Nicht nur was wir vollbringen, sondern auch was wir in der Christlichen Wissenschaft nach bestem Können zu vollbringen suchen, fördert unser Wachstum. Jedes ernste Streben, einen unreinen Gedanken durch einen reinen zu verdrängen, selbst wenn es auch nicht augenblicklich gelingt, erleichtert die nächste Anstrengung. Wer drei Schritte vorwärts tut und zwei rückwärtsfällt, gelangt vor dem ans Ziel, der nie einen Anfang macht.

Der Tag ist nicht sehr ferne, wo alle Menschen den ungeahnten Einfluß, den die Christliche Wissenschaft in der ganzen Welt für die Reinheit ausübt, erkennen werden. Ein reines Zeitungswesen, ein reines Geschäftsleben, eine reine Literatur, eine reine Politik, ein reiner Sport,—Dinge, die noch vor kurzem allgemein für fabelhaft und undenkbar gehalten wurden—, gewinnen jetzt jeden Tag überzeugte Anhänger.

Die Christlichen Wissenschafter dürfen nie den Dank vergessen, den sie Mrs. Eddy für die reine und unverfälschte Form schulden, in der Wissenschaft und Gesundheit dargeboten wurde. Im Anfang der christlich-wissenschaftlichen Bewegung gab es Zeiten, wo es nicht allein der Festigkeit sondern des höchsten Mutes bedurfte, um den Versuchen zu widerstehen, die gemacht wurden, seine Substanz zu verdünnen und ihm die Sprößlinge einer volkstümlichen oder gefälligen religiösen Meinung einzuverleiben. Aber dieses Buch sollte nie verfälscht werden; und seine Reinheit ist erhalten geblieben.

Liebevolles Wesen

Zum Schluß wollen wir kurz das liebevolle Wesen, die Zuneigung, betrachten. Es ist beachtenswert, daß in Wissenschaft und Gesundheit die Zuneigung öfters im Zusammenhang mit Reinheit erwähnt ist, gleichsam um uns daran zu erinnern, wie eng sie zusammen gehören. Diese Vereinigung von Reinheit und Zuneigung finden wir in der Liebe des unverdorbenen, selbstlosen, unschuldigen kleinen Kindes, das Jesus in die Arme nahm und segnete; und niemand, der nach dem Himmelreich trachtet, Mann oder Frau, kann es sich leisten, die Worte Jesu außer acht zu lassen: „Es sei denn, daß ihr euch umkehrt und werdet wie die Kinder, so werdet ihr nicht ins Himmelreich kommen”.

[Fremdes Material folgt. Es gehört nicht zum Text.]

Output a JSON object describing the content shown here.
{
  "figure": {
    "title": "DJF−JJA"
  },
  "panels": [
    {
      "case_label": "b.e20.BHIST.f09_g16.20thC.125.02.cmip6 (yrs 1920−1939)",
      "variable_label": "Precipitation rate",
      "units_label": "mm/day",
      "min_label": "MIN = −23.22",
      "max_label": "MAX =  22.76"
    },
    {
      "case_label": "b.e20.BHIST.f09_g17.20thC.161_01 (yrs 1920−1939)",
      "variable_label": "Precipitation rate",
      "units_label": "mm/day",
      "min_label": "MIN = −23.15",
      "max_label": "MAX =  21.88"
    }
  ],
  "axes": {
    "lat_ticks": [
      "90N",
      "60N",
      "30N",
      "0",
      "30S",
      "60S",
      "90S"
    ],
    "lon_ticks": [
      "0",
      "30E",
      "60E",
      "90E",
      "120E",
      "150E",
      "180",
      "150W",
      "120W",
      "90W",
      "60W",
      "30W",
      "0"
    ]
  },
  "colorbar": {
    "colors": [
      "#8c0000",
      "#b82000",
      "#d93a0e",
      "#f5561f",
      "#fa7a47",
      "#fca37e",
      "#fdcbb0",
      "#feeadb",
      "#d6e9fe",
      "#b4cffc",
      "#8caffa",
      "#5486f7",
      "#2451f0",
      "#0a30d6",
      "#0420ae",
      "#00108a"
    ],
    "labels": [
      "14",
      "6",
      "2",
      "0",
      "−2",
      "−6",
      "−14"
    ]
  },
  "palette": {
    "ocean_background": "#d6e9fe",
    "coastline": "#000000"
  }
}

Nichts in der Christlichen Wissenschaft ermutigt das tierische Wesen. Ihr Gebiet ist das Mentale und Geistige, nicht das Körperliche und Sinnliche. Andererseits sollten wir aber nie eine frostig metaphysische Haltung gegen Menschen und Dinge einnehmen. Mit dem Wachstum in der Erkenntnis der Beziehung des Menschen zu Gott vollzieht sich eine Veränderung in unserer Haltung gegen unsern Nächsten ganz von selbst. Gleichgültigkeit, Selbstgenügsamkeit, Engherzigkeit weichen der Kameradschaft, der Inbrunst, der Herzlichkeit. Die Wärme reiner Zuneigung wird in der Christlichen Wissenschaft stets entfaltet und gefördert.

Der frisch gefallene Schnee ist rein, aber kalt und ungemütlich. Die Rose im Garten ist gleicherweise rein und schön; und sie strömt einen Duft aus, der, wie ein guter Gedanke, alle, die ihn genießen, erfreut,—einen Wohlgeruch, der so süß wie unerschöpflich ist. Tausende können am Duft der Rose teilhaben, ohne ihn auch nur im geringsten seines Wohlgeruchs zu berauben. Die Rose spendet in Überfülle, doch sie verarmt durch das Geben nicht. So verhält es sich mit dem wahren liebevollen Wesen.

Obwohl ein solch wahres liebevolles Wesen allumfassend ist, so ist doch das Heim ihr Mittelpunkt. Mrs. Eddy mußte während der schwersten Jahre ihres ereignisreichen Lebens entbehren, was sie so hoch geschätzt hätte,—ein eigenes Heim, das ihr sowohl eine Zuflucht als auch ein Heiligtum hätte sein können. Später wurde sie jedoch damit belohnt; und alle, denen es vergönnt war, es mit ihr zu teilen, wissen, daß es für sie eine Zuflucht des Friedens und der Ruhe war,—der tätigen Ruhe, der Ruhe, die in Wissenschaft und Gesundheit (S. 520) verherrlicht ist, wo Mrs. Eddy schreibt: „Die höchste und süßeste Ruhe, sogar vom menschlichen Standpunkt aus, liegt in heiliger Arbeit”. Und das war stets ihre Beschäftigung.